Stockton played nearly as perfect a game as a team could hope for against the likes of the Chicago Wolves last night.

But when Game 3 of the Western Conference Finals arrives Wednesday night, the Heat simply may well have to put together an even more flawless effort.

A last-second 3-2 loss in Game 2 last night sent Stockton flying home behind 2-0 in the best-of-seven series.

On a night in which all 18 Stockton skaters registered at least one shot on goal and the team outshot Chicago, 35-21, the Game 2 loss stung. But the Heat are 20-4-1 in the regular season and the Calder Cup Playoffs in games following a loss, and have not lost more than two games in a row at any point.

In two tightly contested battles, they have more than shown that they can match the Wolves.

“We played a good game,” said Heat forward Eetu Tuulola, whose first-period shorthanded goal was Stockton’s response to Chicago scoring 17 seconds into the game.

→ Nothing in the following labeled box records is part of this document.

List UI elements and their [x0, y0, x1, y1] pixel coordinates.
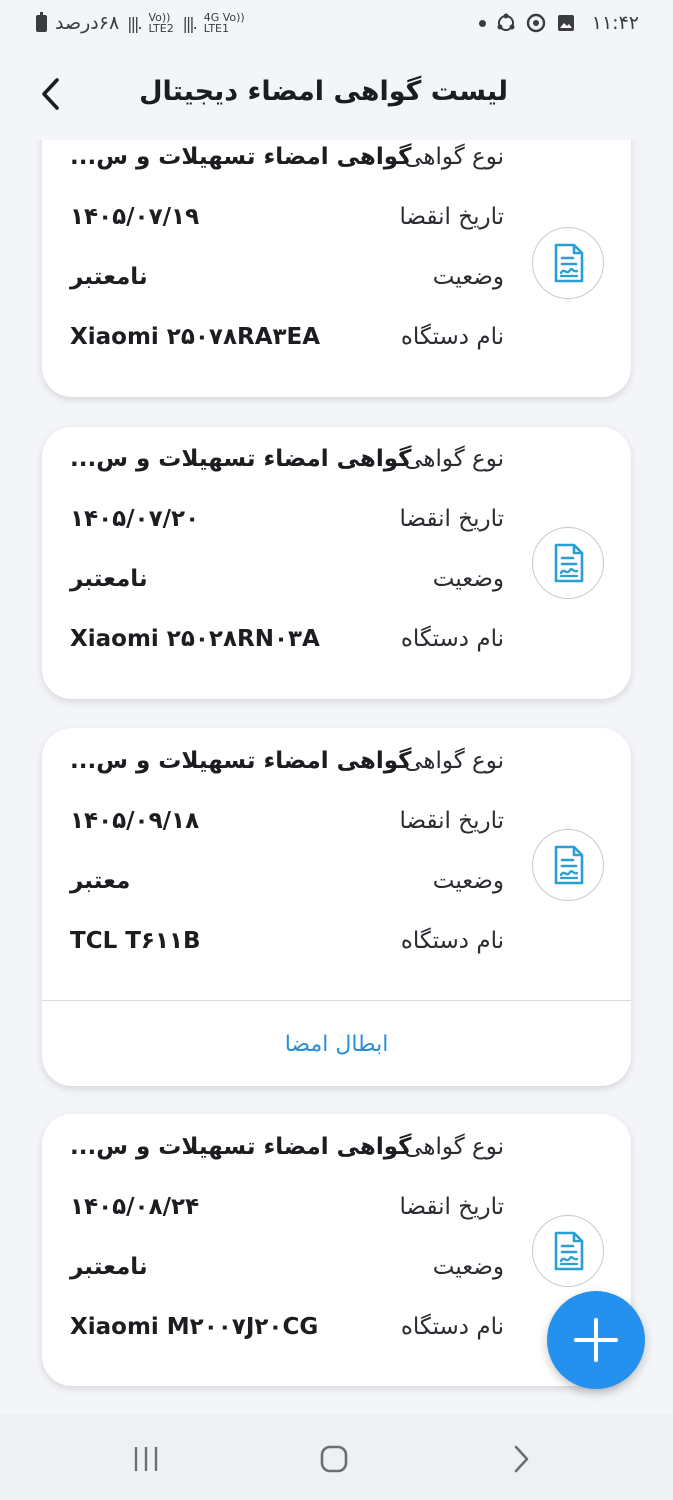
status-label: وضعیت — [432, 868, 504, 894]
chevron-right-icon — [514, 1445, 529, 1473]
back-nav-button[interactable] — [508, 1444, 534, 1474]
status-value: نامعتبر — [70, 566, 148, 592]
recent-apps-icon — [134, 1447, 158, 1471]
device-row: نام دستگاه Xiaomi ۲۵۰۷۸RA۳EA — [42, 324, 631, 364]
certificate-card[interactable]: نوع گواهی گواهی امضاء تسهیلات و س... تار… — [42, 427, 631, 699]
add-certificate-button[interactable] — [547, 1291, 645, 1389]
home-icon — [320, 1445, 348, 1473]
expiry-value: ۱۴۰۵/۰۷/۱۹ — [70, 204, 200, 230]
cert-type-value: گواهی امضاء تسهیلات و س... — [70, 1134, 412, 1160]
device-value: Xiaomi ۲۵۰۷۸RA۳EA — [70, 324, 321, 350]
device-row: نام دستگاه TCL T۶۱۱B — [42, 928, 631, 968]
device-label: نام دستگاه — [400, 1314, 504, 1340]
status-bar-left: ۶۸درصد |||. Vo)) LTE2 |||. 4G Vo)) LTE1 — [36, 11, 254, 35]
device-value: TCL T۶۱۱B — [70, 928, 201, 954]
status-value: نامعتبر — [70, 1254, 148, 1280]
status-value: نامعتبر — [70, 264, 148, 290]
expiry-value: ۱۴۰۵/۰۸/۲۴ — [70, 1194, 200, 1220]
signed-document-icon — [532, 527, 604, 599]
cert-type-label: نوع گواهی — [404, 446, 504, 472]
sim1-network-label: 4G Vo)) LTE1 — [203, 11, 245, 35]
certificate-list[interactable]: نوع گواهی گواهی امضاء تسهیلات و س... تار… — [0, 140, 673, 1414]
cert-type-label: نوع گواهی — [404, 144, 504, 170]
home-button[interactable] — [318, 1444, 350, 1474]
cert-type-row: نوع گواهی گواهی امضاء تسهیلات و س... — [42, 144, 631, 184]
app-header: لیست گواهی امضاء دیجیتال — [0, 56, 673, 132]
device-value: Xiaomi M۲۰۰۷J۲۰CG — [70, 1314, 319, 1340]
expiry-label: تاریخ انقضا — [399, 1194, 504, 1220]
signal-bars-icon: |||. — [127, 13, 142, 33]
expiry-label: تاریخ انقضا — [399, 808, 504, 834]
signed-document-icon — [532, 1215, 604, 1287]
device-value: Xiaomi ۲۵۰۲۸RN۰۳A — [70, 626, 320, 652]
revoke-signature-button[interactable]: ابطال امضا — [42, 1004, 631, 1084]
expiry-value: ۱۴۰۵/۰۹/۱۸ — [70, 808, 200, 834]
certificate-card[interactable]: نوع گواهی گواهی امضاء تسهیلات و س... تار… — [42, 140, 631, 397]
cert-type-value: گواهی امضاء تسهیلات و س... — [70, 144, 412, 170]
cert-type-label: نوع گواهی — [404, 1134, 504, 1160]
device-label: نام دستگاه — [400, 324, 504, 350]
cert-type-row: نوع گواهی گواهی امضاء تسهیلات و س... — [42, 446, 631, 486]
signed-document-icon — [532, 227, 604, 299]
device-label: نام دستگاه — [400, 928, 504, 954]
expiry-label: تاریخ انقضا — [399, 506, 504, 532]
status-label: وضعیت — [432, 1254, 504, 1280]
status-value: معتبر — [70, 868, 131, 894]
sim2-network-label: Vo)) LTE2 — [148, 11, 174, 35]
recent-apps-button[interactable] — [128, 1444, 164, 1474]
card-divider — [42, 1000, 631, 1001]
device-row: نام دستگاه Xiaomi ۲۵۰۲۸RN۰۳A — [42, 626, 631, 666]
gallery-icon — [556, 13, 576, 33]
expiry-value: ۱۴۰۵/۰۷/۲۰ — [70, 506, 200, 532]
signed-document-icon — [532, 829, 604, 901]
cert-type-value: گواهی امضاء تسهیلات و س... — [70, 748, 412, 774]
chevron-left-icon — [42, 78, 59, 110]
clock: ۱۱:۴۲ — [591, 12, 639, 34]
cert-type-value: گواهی امضاء تسهیلات و س... — [70, 446, 412, 472]
certificate-card[interactable]: نوع گواهی گواهی امضاء تسهیلات و س... تار… — [42, 1114, 631, 1386]
status-bar: ۶۸درصد |||. Vo)) LTE2 |||. 4G Vo)) LTE1 … — [0, 0, 673, 46]
status-label: وضعیت — [432, 264, 504, 290]
chrome-icon — [526, 13, 546, 33]
expiry-label: تاریخ انقضا — [399, 204, 504, 230]
cert-type-label: نوع گواهی — [404, 748, 504, 774]
system-navigation-bar — [0, 1414, 673, 1500]
certificate-card[interactable]: نوع گواهی گواهی امضاء تسهیلات و س... تار… — [42, 728, 631, 1086]
cert-type-row: نوع گواهی گواهی امضاء تسهیلات و س... — [42, 1134, 631, 1174]
cert-type-row: نوع گواهی گواهی امضاء تسهیلات و س... — [42, 748, 631, 788]
device-label: نام دستگاه — [400, 626, 504, 652]
page-title: لیست گواهی امضاء دیجیتال — [139, 76, 508, 107]
plus-icon — [574, 1318, 618, 1362]
back-button[interactable] — [32, 74, 68, 114]
signal-bars-icon-2: |||. — [182, 13, 197, 33]
battery-percentage: ۶۸درصد — [55, 12, 120, 34]
device-row: نام دستگاه Xiaomi M۲۰۰۷J۲۰CG — [42, 1314, 631, 1354]
battery-icon — [36, 11, 47, 32]
status-label: وضعیت — [432, 566, 504, 592]
sync-icon — [496, 13, 516, 33]
notification-dot-icon — [478, 19, 486, 27]
status-bar-right: ۱۱:۴۲ — [478, 12, 639, 34]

“We had our chances. I think we need to be a little bit more sharp and bury those chances. It’s a game of inches right now. They have a lot of talented forwards, and [if] they’re just given a little opening, [they] might make you pay for that.”

Now the Heat are going back to Stockton Arena, where they are 4-0 in the Calder Cup Playoffs and were a league-best 24-5-5-0 (.779) during the regular season. They lost only four home games in the second half, two in regulation and two in overtime.

“I think it’s a huge, huge advantage for us,” Tuulola said of going back home. “We usually have been a very good home team, so I think that’s going to be a good factor for us going into Game 3.”

Even one chance is difficult to find in a series as tight as the first two games of the Western Conference Finals have been.

But two?

So when Chicago’s Josh Leivo had a second breakaway chance in Game 2, he knew he had to convert. Following Leivo’s missed second-period opportunity, he had sought out head coach Ryan Warsofsky’s view on the play. Whatever the two discussed on the Chicago bench, it worked as Leivo’s goal with 17.2 seconds to go in regulation helped the Wolves to seize a win despite Stockton controlling much of the game.

“It was a big relief,” Leivo told reporters, “because that was a hard-fought effort from everyone on our team. I think we got a lot better, but we just showed that no matter what the situation is, we find a way to come through.

“The motivation is the [Calder Cup].”

The Wolves knew they had escaped Game 2 with a win against an elite opponent, and they were not being too picky afterwards. Not even the always-demanding Warsofsky.

“Any time you can win a hockey game is important this time of year,” Warsofsky said afterward. “I still think we’re kind of tiptoeing into these games a little bit. Our third period was good, and we’ll take the win and move on.”

The Wolves know that earning two more wins against this Stockton club to move on to the Calder Cup Finals will be a difficult task.

“They’re a good team,” Warsofsky said. “Let’s give credit to them. They outplayed us. They’re probably sitting back saying [they] probably should have won that game, and rightfully so.”

“It’s a heavyweight bout, right? There are two really good teams going at it. Mistakes are going to be made. Adjustments are going to be made, and we’ve got to make sure we’re ready for Game 3.”